If you have ever tried to sniff Pokemon Go network traffic through a proxy, maybe you was disappointed when Niantic Inc. has released the 0.31 version, adding SSL pinning to their apk. Let’s see how remove SSL pinning.
SSL Pinning is a method to secure communication. We all know that http is not secure, it can be intercepted by an attacker. So it was invented https, which encrypt every packet between the client and the server with a certificate, so that an attacker cannot sniff data using a man-in-the-middle attack.
Most of the apps today use https, but we are still able to sniff their network traffic. Why? Because many apps doesn’t use SSL pinning: they check that the connection is a https connection, but they don’t check that the SSL Certificate used to encrypt data is the one of the original server.
So an attacker can install the malicious certificate on the smartphone, use a proxy that encrypt data with the malicious certificate, and intercepting all. The app is communicating in a https connection, but not with the real server.
Pokemon Go, since v.0.31, uses SSL pinning, so it checks that the certificate used to encrypt data is the real one. If it discover that the certificate is not trusted, the app doesn’t start, showing a connection problem error.
If we were able to remove the SSL pinning, the app wouldn’t check for the right certificate.
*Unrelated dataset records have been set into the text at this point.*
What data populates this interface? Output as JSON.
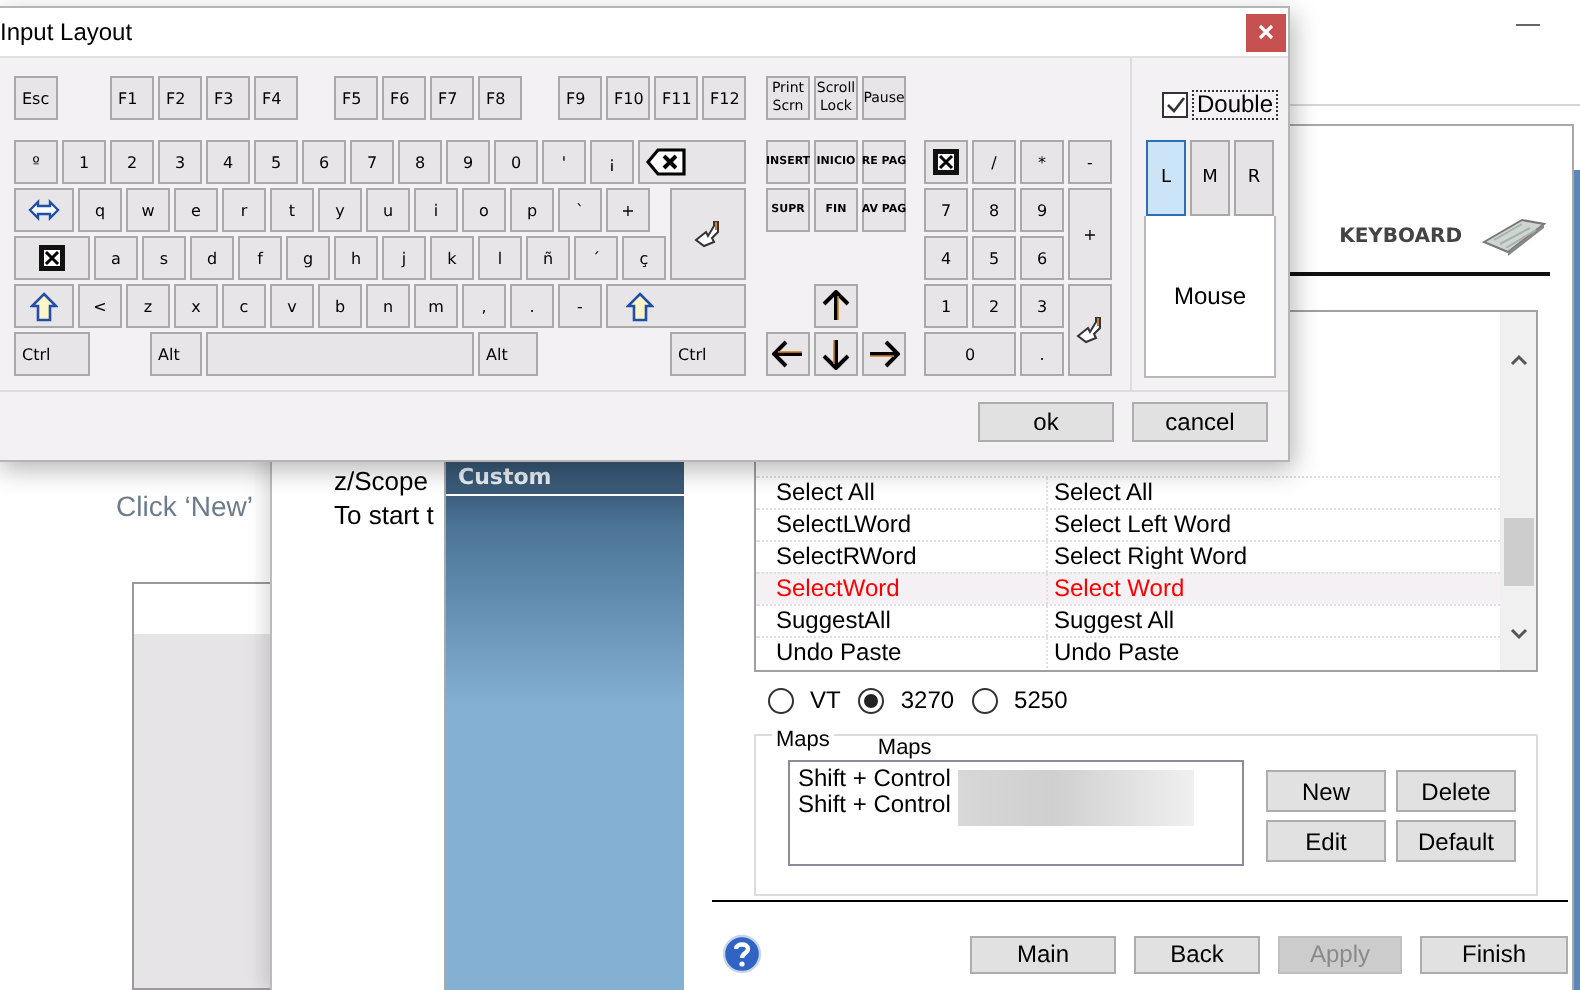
{
  "background": {
    "page_text": "Click ‘New’",
    "document_lines": [
      "z/Scope",
      "To start t"
    ]
  },
  "wizard": {
    "sidebar_header": "Custom",
    "section_title": "KEYBOARD",
    "table": {
      "rows": [
        {
          "cells": [
            "Select All",
            "Select All"
          ],
          "selected": false
        },
        {
          "cells": [
            "SelectLWord",
            "Select Left Word"
          ],
          "selected": false
        },
        {
          "cells": [
            "SelectRWord",
            "Select Right Word"
          ],
          "selected": false
        },
        {
          "cells": [
            "SelectWord",
            "Select Word"
          ],
          "selected": true
        },
        {
          "cells": [
            "SuggestAll",
            "Suggest All"
          ],
          "selected": false
        },
        {
          "cells": [
            "Undo Paste",
            "Undo Paste"
          ],
          "selected": false
        }
      ]
    },
    "terminal_types": [
      {
        "label": "VT",
        "selected": false
      },
      {
        "label": "3270",
        "selected": true
      },
      {
        "label": "5250",
        "selected": false
      }
    ],
    "maps": {
      "labels": [
        "Maps",
        "Maps"
      ],
      "items": [
        "Shift + Control",
        "Shift + Control"
      ],
      "buttons": [
        "New",
        "Delete",
        "Edit",
        "Default"
      ]
    },
    "footer_buttons": [
      {
        "label": "Main",
        "disabled": false
      },
      {
        "label": "Back",
        "disabled": false
      },
      {
        "label": "Apply",
        "disabled": true
      },
      {
        "label": "Finish",
        "disabled": false
      }
    ]
  },
  "dialog": {
    "title": "Input Layout",
    "function_keys": [
      [
        "Esc"
      ],
      [
        "F1",
        "F2",
        "F3",
        "F4"
      ],
      [
        "F5",
        "F6",
        "F7",
        "F8"
      ],
      [
        "F9",
        "F10",
        "F11",
        "F12"
      ]
    ],
    "system_keys": [
      "Print Scrn",
      "Scroll Lock",
      "Pause"
    ],
    "main_rows": [
      [
        {
          "kind": "char",
          "label": "º"
        },
        {
          "kind": "char",
          "label": "1"
        },
        {
          "kind": "char",
          "label": "2"
        },
        {
          "kind": "char",
          "label": "3"
        },
        {
          "kind": "char",
          "label": "4"
        },
        {
          "kind": "char",
          "label": "5"
        },
        {
          "kind": "char",
          "label": "6"
        },
        {
          "kind": "char",
          "label": "7"
        },
        {
          "kind": "char",
          "label": "8"
        },
        {
          "kind": "char",
          "label": "9"
        },
        {
          "kind": "char",
          "label": "0"
        },
        {
          "kind": "char",
          "label": "'"
        },
        {
          "kind": "char",
          "label": "¡"
        },
        {
          "kind": "backspace"
        }
      ],
      [
        {
          "kind": "tab"
        },
        {
          "kind": "char",
          "label": "q"
        },
        {
          "kind": "char",
          "label": "w"
        },
        {
          "kind": "char",
          "label": "e"
        },
        {
          "kind": "char",
          "label": "r"
        },
        {
          "kind": "char",
          "label": "t"
        },
        {
          "kind": "char",
          "label": "y"
        },
        {
          "kind": "char",
          "label": "u"
        },
        {
          "kind": "char",
          "label": "i"
        },
        {
          "kind": "char",
          "label": "o"
        },
        {
          "kind": "char",
          "label": "p"
        },
        {
          "kind": "char",
          "label": "`"
        },
        {
          "kind": "char",
          "label": "+"
        },
        {
          "kind": "enter"
        }
      ],
      [
        {
          "kind": "caps"
        },
        {
          "kind": "char",
          "label": "a"
        },
        {
          "kind": "char",
          "label": "s"
        },
        {
          "kind": "char",
          "label": "d"
        },
        {
          "kind": "char",
          "label": "f"
        },
        {
          "kind": "char",
          "label": "g"
        },
        {
          "kind": "char",
          "label": "h"
        },
        {
          "kind": "char",
          "label": "j"
        },
        {
          "kind": "char",
          "label": "k"
        },
        {
          "kind": "char",
          "label": "l"
        },
        {
          "kind": "char",
          "label": "ñ"
        },
        {
          "kind": "char",
          "label": "´"
        },
        {
          "kind": "char",
          "label": "ç"
        }
      ],
      [
        {
          "kind": "shift"
        },
        {
          "kind": "char",
          "label": "<"
        },
        {
          "kind": "char",
          "label": "z"
        },
        {
          "kind": "char",
          "label": "x"
        },
        {
          "kind": "char",
          "label": "c"
        },
        {
          "kind": "char",
          "label": "v"
        },
        {
          "kind": "char",
          "label": "b"
        },
        {
          "kind": "char",
          "label": "n"
        },
        {
          "kind": "char",
          "label": "m"
        },
        {
          "kind": "char",
          "label": ","
        },
        {
          "kind": "char",
          "label": "."
        },
        {
          "kind": "char",
          "label": "-"
        },
        {
          "kind": "rshift"
        }
      ],
      [
        {
          "kind": "lctrl",
          "label": "Ctrl"
        },
        {
          "kind": "alt",
          "label": "Alt"
        },
        {
          "kind": "space"
        },
        {
          "kind": "altgr",
          "label": "Alt"
        },
        {
          "kind": "rctrl",
          "label": "Ctrl"
        }
      ]
    ],
    "nav_keys": [
      [
        "INSERT",
        "INICIO",
        "RE PAG"
      ],
      [
        "SUPR",
        "FIN",
        "AV PAG"
      ]
    ],
    "arrow_keys": [
      [
        {
          "kind": "up"
        }
      ],
      [
        {
          "kind": "left"
        },
        {
          "kind": "down"
        },
        {
          "kind": "right"
        }
      ]
    ],
    "numpad_rows": [
      [
        {
          "kind": "numlock"
        },
        {
          "kind": "char",
          "label": "/"
        },
        {
          "kind": "char",
          "label": "*"
        },
        {
          "kind": "char",
          "label": "-"
        }
      ],
      [
        {
          "kind": "char",
          "label": "7"
        },
        {
          "kind": "char",
          "label": "8"
        },
        {
          "kind": "char",
          "label": "9"
        },
        {
          "kind": "tall",
          "label": "+"
        }
      ],
      [
        {
          "kind": "char",
          "label": "4"
        },
        {
          "kind": "char",
          "label": "5"
        },
        {
          "kind": "char",
          "label": "6"
        }
      ],
      [
        {
          "kind": "char",
          "label": "1"
        },
        {
          "kind": "char",
          "label": "2"
        },
        {
          "kind": "char",
          "label": "3"
        },
        {
          "kind": "numenter"
        }
      ],
      [
        {
          "kind": "wide",
          "label": "0"
        },
        {
          "kind": "char",
          "label": "."
        }
      ]
    ],
    "double": {
      "label": "Double",
      "checked": true
    },
    "mouse_buttons": [
      {
        "label": "L",
        "selected": true
      },
      {
        "label": "M",
        "selected": false
      },
      {
        "label": "R",
        "selected": false
      }
    ],
    "mouse_label": "Mouse",
    "buttons": [
      "ok",
      "cancel"
    ]
  }
}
But how to remove SSL pinning? Inspired by this article, I began to work on android apk, but instead of that article, Niantic Inc. has obfuscated better the .so library they used. So i worked on the Java code.
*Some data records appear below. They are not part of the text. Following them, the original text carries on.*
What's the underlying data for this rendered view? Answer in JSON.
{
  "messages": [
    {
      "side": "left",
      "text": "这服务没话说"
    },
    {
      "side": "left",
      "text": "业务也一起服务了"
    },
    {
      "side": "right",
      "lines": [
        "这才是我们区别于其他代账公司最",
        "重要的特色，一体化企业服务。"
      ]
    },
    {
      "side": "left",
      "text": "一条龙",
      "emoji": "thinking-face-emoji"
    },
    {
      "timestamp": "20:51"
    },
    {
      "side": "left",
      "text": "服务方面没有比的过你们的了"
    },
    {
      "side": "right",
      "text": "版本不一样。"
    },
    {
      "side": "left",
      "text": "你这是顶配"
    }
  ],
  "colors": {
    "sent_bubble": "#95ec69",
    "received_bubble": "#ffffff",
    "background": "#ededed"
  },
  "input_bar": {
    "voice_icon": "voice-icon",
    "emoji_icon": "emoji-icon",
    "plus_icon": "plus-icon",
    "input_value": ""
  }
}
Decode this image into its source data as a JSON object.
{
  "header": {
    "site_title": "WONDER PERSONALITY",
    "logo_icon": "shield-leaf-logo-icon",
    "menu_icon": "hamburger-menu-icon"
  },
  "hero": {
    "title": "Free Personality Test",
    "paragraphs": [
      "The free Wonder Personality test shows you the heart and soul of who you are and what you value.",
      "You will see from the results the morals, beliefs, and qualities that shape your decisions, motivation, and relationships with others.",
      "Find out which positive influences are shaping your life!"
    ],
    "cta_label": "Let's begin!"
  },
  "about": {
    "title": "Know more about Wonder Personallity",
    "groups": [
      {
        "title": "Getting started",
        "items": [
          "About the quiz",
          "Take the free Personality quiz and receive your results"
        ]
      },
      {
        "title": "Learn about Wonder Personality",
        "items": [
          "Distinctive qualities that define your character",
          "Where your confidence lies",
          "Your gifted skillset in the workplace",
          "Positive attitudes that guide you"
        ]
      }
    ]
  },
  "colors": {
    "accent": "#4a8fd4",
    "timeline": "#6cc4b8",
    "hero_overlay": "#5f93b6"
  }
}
Nope, you need only apktool, and the android sdk.
First of all, we have to decompile the apk with apktool:
$ apktool d pokemon-go.apk
It will create a directory with the apk decompiled in .smali code, the android machine language.
We have to go in smali/com/nianticlabs/nia/network/, open NianticTrustManager.smali and comment these rows (157, 194, 226, 230, 234):
Now we need to recompile the apk. So, first of all:
$ apktool b pokemon-go
where pokemon-go is the directory with all your previously decompiled code.
Now we have only to sign it with our keystore, install it on smartphone, et voila’, we can mitm and see the traffic:
Thanks for reading, as you can see it’s not so difficult to remove SSL pinning.